Proposals for new federal taxes are still out there
The taxes which were part of the Obama administration's fiscal 2010 budget request did not make it into either the US Senate or House's broad reconciliation proposals. That doesn't mean they won't be considered.
The oil and gas tax increases which were part of the Obama administration's fiscal 2010 budget request did not make it into either the US Senate or House's broad reconciliation proposals in early April. That doesn't mean that they won't be considered.
Industry observers told me that the taxes and fees could show up in other legislation, possibly the energy bill which is being developed by the Senate Energy and Natural Resources Committee.
The proposals include excluding refiners from a tax credit other domestic manufacturers use to compete against overseas firms which receive subsidies from their governments. "US refiners are closely connected to the world oil market. Removing this tax credit would simply move more refining out of the country," said Lou Pugliaresi, president of Energy Policy Research Foundation Inc.
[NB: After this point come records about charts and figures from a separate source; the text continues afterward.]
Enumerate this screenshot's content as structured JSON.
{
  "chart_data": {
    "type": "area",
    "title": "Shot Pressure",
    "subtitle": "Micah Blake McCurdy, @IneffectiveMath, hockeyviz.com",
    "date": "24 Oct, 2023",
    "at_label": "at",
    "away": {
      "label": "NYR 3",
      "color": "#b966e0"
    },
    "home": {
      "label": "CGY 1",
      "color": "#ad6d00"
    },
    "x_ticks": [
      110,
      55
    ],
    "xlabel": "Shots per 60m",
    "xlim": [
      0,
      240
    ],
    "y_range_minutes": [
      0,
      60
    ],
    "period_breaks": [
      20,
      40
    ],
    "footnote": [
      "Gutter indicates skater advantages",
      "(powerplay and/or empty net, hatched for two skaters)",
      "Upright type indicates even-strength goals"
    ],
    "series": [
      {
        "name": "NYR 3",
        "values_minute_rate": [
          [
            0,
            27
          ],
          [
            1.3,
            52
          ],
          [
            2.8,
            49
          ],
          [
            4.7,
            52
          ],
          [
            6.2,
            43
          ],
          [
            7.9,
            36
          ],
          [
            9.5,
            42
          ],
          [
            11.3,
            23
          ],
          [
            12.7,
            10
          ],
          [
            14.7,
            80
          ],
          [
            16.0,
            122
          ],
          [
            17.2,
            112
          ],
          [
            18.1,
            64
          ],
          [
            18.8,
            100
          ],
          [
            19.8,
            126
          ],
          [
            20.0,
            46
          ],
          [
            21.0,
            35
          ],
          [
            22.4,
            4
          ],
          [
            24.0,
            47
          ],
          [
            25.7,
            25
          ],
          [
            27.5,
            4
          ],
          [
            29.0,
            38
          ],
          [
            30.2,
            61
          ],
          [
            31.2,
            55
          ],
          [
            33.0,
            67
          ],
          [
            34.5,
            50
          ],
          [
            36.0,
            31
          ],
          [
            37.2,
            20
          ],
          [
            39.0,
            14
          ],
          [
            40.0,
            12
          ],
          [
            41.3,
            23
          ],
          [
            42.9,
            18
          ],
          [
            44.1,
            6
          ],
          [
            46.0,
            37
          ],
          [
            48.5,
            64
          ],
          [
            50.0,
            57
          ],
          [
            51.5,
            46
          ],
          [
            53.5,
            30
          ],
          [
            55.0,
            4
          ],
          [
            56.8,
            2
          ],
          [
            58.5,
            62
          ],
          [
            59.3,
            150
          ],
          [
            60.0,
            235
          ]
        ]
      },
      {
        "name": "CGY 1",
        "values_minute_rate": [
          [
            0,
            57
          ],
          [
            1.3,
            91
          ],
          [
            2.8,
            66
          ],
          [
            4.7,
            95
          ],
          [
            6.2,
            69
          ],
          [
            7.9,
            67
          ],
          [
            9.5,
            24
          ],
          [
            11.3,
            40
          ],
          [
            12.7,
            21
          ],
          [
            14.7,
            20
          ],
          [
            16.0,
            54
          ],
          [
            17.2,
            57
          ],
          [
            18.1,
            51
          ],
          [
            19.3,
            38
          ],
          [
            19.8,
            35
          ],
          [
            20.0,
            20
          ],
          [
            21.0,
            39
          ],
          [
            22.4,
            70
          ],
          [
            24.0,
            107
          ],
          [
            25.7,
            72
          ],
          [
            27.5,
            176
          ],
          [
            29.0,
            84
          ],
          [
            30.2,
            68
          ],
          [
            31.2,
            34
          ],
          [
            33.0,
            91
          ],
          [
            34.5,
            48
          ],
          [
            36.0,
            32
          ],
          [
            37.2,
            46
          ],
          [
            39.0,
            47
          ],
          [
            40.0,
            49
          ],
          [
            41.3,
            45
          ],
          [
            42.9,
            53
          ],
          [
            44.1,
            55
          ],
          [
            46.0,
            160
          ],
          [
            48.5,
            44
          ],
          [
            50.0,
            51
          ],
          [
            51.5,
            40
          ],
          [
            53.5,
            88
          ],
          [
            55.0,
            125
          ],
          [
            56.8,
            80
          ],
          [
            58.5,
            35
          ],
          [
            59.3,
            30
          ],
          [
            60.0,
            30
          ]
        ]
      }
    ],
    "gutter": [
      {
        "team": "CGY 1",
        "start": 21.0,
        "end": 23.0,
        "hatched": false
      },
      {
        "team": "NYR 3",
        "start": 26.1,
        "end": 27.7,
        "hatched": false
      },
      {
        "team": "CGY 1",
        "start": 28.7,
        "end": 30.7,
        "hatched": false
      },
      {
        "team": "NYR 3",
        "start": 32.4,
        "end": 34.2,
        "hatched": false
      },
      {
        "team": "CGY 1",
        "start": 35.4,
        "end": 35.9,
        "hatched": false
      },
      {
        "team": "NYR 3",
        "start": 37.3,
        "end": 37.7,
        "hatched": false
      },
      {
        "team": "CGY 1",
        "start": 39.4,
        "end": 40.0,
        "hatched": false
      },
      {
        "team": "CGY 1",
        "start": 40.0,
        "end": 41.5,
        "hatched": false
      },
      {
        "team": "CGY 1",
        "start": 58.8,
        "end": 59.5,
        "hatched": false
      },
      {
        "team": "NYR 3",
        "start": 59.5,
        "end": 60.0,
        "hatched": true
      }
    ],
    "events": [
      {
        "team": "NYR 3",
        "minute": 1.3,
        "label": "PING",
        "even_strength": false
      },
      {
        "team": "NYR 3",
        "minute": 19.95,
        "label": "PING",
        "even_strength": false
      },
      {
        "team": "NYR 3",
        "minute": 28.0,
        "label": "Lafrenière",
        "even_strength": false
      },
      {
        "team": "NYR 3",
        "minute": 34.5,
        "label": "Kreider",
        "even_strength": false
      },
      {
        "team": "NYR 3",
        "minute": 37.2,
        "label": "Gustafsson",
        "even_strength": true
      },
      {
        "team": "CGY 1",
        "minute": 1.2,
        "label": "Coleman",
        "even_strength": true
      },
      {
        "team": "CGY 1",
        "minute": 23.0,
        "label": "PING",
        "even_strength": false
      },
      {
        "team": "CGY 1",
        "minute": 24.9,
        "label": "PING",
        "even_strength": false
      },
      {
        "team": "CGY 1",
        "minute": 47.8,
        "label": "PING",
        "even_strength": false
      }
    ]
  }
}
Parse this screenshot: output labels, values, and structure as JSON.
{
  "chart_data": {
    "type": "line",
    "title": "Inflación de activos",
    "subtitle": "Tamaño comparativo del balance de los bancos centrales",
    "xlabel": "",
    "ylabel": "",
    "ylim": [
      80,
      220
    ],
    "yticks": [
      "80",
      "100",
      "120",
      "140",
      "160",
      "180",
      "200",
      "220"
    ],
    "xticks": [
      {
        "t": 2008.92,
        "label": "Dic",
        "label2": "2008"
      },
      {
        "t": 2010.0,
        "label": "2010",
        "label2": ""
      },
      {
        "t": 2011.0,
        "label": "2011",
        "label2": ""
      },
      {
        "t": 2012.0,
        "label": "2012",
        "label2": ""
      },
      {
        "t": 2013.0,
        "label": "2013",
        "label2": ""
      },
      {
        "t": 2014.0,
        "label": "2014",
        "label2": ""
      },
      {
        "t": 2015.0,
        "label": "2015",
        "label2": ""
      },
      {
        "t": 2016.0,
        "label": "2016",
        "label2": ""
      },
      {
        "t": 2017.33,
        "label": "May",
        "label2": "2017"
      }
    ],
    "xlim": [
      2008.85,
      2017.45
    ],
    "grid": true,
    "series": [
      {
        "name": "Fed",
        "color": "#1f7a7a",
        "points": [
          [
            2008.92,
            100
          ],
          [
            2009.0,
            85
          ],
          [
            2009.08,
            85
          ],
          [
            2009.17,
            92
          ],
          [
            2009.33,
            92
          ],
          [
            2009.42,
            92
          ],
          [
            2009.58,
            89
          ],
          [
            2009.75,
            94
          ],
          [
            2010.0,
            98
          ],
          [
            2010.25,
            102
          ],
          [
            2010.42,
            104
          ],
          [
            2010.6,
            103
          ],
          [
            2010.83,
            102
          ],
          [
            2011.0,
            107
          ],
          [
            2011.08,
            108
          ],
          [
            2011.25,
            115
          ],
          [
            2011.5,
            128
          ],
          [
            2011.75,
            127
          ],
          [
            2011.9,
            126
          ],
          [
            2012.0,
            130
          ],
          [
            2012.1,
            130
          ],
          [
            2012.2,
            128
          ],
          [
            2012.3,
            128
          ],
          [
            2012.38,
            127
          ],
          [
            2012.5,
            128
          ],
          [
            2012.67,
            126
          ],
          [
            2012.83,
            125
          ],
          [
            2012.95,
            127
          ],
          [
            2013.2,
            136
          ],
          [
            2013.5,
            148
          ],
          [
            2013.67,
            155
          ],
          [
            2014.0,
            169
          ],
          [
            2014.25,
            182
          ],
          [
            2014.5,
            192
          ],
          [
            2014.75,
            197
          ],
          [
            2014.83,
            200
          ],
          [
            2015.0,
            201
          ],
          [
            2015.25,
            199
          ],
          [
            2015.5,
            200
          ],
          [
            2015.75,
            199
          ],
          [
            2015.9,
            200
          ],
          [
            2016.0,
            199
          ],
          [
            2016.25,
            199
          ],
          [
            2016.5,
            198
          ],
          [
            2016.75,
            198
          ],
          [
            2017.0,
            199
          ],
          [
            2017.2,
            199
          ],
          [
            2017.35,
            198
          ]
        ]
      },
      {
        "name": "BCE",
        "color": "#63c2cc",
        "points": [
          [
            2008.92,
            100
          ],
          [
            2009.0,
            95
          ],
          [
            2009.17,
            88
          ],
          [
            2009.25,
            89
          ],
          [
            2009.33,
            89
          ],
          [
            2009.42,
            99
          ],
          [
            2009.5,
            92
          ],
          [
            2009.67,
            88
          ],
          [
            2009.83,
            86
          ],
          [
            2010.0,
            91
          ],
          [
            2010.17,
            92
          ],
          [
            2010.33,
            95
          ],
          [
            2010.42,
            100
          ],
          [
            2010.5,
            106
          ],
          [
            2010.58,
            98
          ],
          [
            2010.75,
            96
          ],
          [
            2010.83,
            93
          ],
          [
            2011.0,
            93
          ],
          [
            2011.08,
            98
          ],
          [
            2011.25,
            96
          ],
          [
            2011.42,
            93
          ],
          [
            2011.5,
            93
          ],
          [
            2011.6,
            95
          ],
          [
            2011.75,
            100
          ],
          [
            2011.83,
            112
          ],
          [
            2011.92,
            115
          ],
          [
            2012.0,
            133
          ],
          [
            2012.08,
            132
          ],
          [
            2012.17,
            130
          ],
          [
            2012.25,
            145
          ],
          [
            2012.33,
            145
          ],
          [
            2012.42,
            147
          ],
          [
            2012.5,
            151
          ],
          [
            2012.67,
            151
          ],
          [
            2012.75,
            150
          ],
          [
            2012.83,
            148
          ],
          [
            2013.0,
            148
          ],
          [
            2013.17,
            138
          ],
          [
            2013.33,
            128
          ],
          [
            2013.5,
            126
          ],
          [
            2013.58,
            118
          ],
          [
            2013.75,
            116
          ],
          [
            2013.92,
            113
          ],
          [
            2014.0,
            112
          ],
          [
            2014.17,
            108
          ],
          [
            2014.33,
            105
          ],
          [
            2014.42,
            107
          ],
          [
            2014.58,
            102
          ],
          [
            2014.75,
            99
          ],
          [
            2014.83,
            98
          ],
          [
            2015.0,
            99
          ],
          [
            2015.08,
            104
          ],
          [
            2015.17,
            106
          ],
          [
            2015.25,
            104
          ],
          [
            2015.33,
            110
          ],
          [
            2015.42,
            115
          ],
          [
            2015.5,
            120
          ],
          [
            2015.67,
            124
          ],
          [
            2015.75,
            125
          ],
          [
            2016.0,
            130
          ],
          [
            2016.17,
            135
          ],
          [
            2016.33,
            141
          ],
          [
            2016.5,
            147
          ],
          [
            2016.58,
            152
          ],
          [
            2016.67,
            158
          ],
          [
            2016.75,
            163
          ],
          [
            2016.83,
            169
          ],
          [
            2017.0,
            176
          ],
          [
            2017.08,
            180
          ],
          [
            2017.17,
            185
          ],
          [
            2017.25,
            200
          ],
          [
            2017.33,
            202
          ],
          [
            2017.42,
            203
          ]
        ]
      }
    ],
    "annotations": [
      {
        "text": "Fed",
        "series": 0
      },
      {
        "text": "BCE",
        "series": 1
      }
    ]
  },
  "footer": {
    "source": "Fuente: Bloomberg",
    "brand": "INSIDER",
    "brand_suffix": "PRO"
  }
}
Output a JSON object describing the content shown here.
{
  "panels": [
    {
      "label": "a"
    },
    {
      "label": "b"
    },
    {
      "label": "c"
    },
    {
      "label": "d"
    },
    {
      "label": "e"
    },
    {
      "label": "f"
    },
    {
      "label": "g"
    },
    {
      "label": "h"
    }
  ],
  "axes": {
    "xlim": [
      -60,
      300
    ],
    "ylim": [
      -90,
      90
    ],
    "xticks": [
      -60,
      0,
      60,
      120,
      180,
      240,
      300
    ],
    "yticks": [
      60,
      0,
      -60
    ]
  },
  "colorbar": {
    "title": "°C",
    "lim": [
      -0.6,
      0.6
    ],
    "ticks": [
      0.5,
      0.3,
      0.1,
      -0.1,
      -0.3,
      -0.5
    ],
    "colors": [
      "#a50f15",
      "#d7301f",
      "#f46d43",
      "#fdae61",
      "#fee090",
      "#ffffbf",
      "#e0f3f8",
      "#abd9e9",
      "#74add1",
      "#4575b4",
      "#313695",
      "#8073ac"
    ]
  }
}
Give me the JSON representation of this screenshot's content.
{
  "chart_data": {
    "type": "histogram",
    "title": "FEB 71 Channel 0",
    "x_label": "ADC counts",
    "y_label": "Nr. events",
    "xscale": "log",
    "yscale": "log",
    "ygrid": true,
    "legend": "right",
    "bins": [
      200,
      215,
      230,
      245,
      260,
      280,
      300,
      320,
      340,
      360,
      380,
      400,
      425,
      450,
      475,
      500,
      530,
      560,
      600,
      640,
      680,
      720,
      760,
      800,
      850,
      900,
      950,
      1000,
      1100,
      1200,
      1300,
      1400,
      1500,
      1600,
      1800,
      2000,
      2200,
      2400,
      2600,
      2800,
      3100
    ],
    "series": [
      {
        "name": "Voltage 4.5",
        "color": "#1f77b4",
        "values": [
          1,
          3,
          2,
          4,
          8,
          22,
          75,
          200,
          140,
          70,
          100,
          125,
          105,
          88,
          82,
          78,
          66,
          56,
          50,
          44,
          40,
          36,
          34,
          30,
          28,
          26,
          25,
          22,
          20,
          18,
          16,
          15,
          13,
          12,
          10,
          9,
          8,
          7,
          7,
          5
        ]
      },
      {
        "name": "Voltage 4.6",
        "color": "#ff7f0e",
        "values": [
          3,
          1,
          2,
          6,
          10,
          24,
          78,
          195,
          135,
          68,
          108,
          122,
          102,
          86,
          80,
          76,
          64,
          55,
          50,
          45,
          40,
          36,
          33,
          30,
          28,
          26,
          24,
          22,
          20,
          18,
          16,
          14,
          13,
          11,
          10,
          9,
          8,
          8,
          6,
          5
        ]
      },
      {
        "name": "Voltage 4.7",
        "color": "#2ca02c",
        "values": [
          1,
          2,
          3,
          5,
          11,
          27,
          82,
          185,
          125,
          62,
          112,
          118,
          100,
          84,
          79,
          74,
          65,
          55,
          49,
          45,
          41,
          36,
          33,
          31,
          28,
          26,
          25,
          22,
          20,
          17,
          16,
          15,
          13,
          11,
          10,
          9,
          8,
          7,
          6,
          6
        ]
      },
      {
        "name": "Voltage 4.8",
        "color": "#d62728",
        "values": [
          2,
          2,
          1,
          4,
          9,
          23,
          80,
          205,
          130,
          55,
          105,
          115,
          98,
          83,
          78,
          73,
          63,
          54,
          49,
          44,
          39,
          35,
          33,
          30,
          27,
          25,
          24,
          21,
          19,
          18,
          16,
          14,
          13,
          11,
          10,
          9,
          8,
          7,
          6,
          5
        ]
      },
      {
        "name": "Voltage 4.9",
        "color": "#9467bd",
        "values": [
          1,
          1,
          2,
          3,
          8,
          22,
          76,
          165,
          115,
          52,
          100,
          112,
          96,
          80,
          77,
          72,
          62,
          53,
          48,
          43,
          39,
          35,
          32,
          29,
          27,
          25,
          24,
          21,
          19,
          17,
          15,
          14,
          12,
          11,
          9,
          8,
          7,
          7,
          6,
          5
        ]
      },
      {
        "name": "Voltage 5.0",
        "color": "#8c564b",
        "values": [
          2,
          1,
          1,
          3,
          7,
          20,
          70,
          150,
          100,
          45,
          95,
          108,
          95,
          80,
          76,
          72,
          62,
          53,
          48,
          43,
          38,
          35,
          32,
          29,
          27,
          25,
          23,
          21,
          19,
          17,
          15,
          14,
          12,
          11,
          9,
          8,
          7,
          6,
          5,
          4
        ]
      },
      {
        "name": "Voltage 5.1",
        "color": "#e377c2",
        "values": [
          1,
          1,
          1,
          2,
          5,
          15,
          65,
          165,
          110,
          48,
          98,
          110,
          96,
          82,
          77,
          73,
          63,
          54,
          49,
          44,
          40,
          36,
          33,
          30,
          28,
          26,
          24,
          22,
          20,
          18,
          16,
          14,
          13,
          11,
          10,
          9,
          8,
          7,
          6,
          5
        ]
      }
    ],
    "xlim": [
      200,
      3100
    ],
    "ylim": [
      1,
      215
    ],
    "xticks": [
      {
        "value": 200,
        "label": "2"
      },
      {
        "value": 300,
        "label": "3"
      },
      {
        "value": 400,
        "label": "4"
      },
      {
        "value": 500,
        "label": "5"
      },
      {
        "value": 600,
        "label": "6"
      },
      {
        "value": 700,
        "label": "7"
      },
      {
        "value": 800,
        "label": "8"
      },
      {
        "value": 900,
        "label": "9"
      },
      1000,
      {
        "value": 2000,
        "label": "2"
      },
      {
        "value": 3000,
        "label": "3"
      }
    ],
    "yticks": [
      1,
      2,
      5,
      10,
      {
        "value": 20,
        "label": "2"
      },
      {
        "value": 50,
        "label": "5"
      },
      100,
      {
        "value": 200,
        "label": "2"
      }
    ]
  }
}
Independent producers have been among the most active groups against the proposals. "It will be Issue No. 1 for us when we come back there on Apr. 20," said Rock Zierman, president of the California Independent Petroleum Association.
Shares goal, but. . .
"We share the president's goal of wanting to wean the United States off foreign oil, but you can't do it by killing domestic production. That's what his tax proposals would do," he continued.
The Independent Petroleum Association of Mountain States was in the midst of its members' Washington call-up when the House and Senate passed budget reconciliation bills.
IPAMS members tried to convey the message that more natural gas will be needed to achieve clean energy goals which congressional Democrats and the White House have set, according to Jon Bargas, public affairs director for IPAMS.
"We were encouraged by most of our meetings. We tried to concentrate on members who would understand the adverse impacts these proposed tax increases would have particularly on small, independent producers," he told me.
IPAMS members visited not only members of Congress from the Rocky Mountains, but also freshman Democrats from previously Republican districts, Bargas said. "A lot of them hadn't realized how harmful and extensive these tax increases would be to small independent producers or how much of our national gas comes from the Intermountain West," he said.
The upstream independents from the Rockies also explained that they're feeling the economic recession too, and that their industry is responsible for about 150,000 jobs in the region.
"With low commodity prices and shortage of capital, and our industry's high reinvestment rate, it made our message clear that increasing taxes could hurt our industry and make it more difficult for us to help achieve reduced greenhouse gas emissions and other environmental goals," Bargas said.
"We face a struggle based on the economic cycle and the reality of energy prices today. The number of active drilling rigs across the country has fallen by half the past few months. Our members have been through this before and can handle it. But throwing in more taxes now would be a serious mistake," said Zierman.